The visit by U.N. High Commissioner for Human Rights Zeid Ra’ad al-Hussein came three weeks after the Horn of Africa nation swore in new prime minister Abiy Ahmed, who has pledged reforms in the wake of state repression and violence.
In the Oromiya region that Zeid visited, hundreds of people have been killed in violence since 2015, triggered by demonstrations over land rights that broadened into calls for political freedoms.
In many instances, security forces opened fire on protesters, according to the United Nations.
The choice of 41-year-old Abiy by the ruling Ethiopian People’s Revolutionary Democratic Front (EPRDF) is seen as an effort by the coalition, in power since 1991, to ease ethnic tensions and appeal to legions of disaffected youth, particularly in regions like Oromiya, where he is from.
Zeid said he met Abiy as well as traditional elders in Oromiya. He also met recently released opposition politicians and civil society activists during his visit this week.
“When I compare how only a few years ago, it would not have been conceivable that the human rights high commissioner undertakes a visit to Ethiopia,” he said in an interview.
“I (have) been given access in a way that I did not think was possible.”
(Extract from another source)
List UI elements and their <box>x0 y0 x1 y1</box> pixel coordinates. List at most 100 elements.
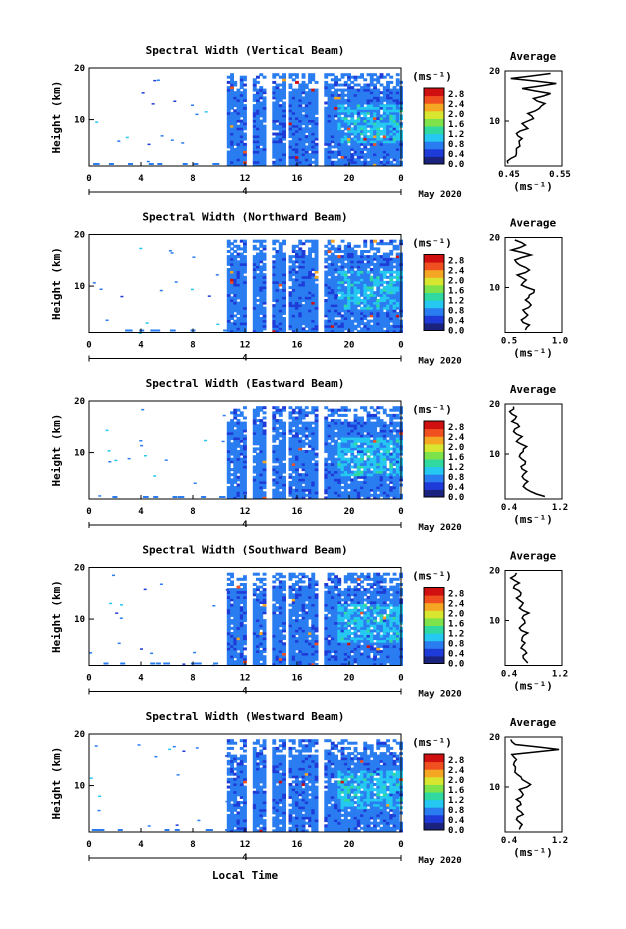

The U.N. human rights office also signed an agreement to increase cooperation with the government, he said.
During his last visit to Ethiopia a year ago, Zeid urged the government to expand civic space and rights, and requested permission to investigate violence in Oromiya.
The government declined his request.
Since replacing Hailemariam Desalegn - who resigned in February amid unrest threatening the ruling coalition’s tight grip - Abiy has vowed “a new political beginning” including more democratic rights.
The country of 100 million people shares borders with volatile states including Somalia and Sudan. The government has long been accused by rights groups of using security concerns as an excuse to stifle dissent and the media.
Ethiopia’s 547-seat parliament does not have a single opposition member. Opposition parties accuse the EPRDF of rigging the 2015 election.
Abiy has spent his first weeks in office travelling the country, including to Oromiya and Amhara, another region where protests have taken place. Zeid said his office has requested access to Amhara.
Abiy has not lifted a six-month state of emergency announced by the ruling coalition the day after Hailemariam resigned in February. Analysts say this indicates the challenge he faces in promising reforms publicly while privately persuading the EPRDF to loosen its hold.
Zeid declined to comment on whether the state of emergency should be lifted.
But he said his recommendation to the previous government - “that it needed to open up” - “seems to be happening”.
“I think people believe there is cause for optimism,” he said.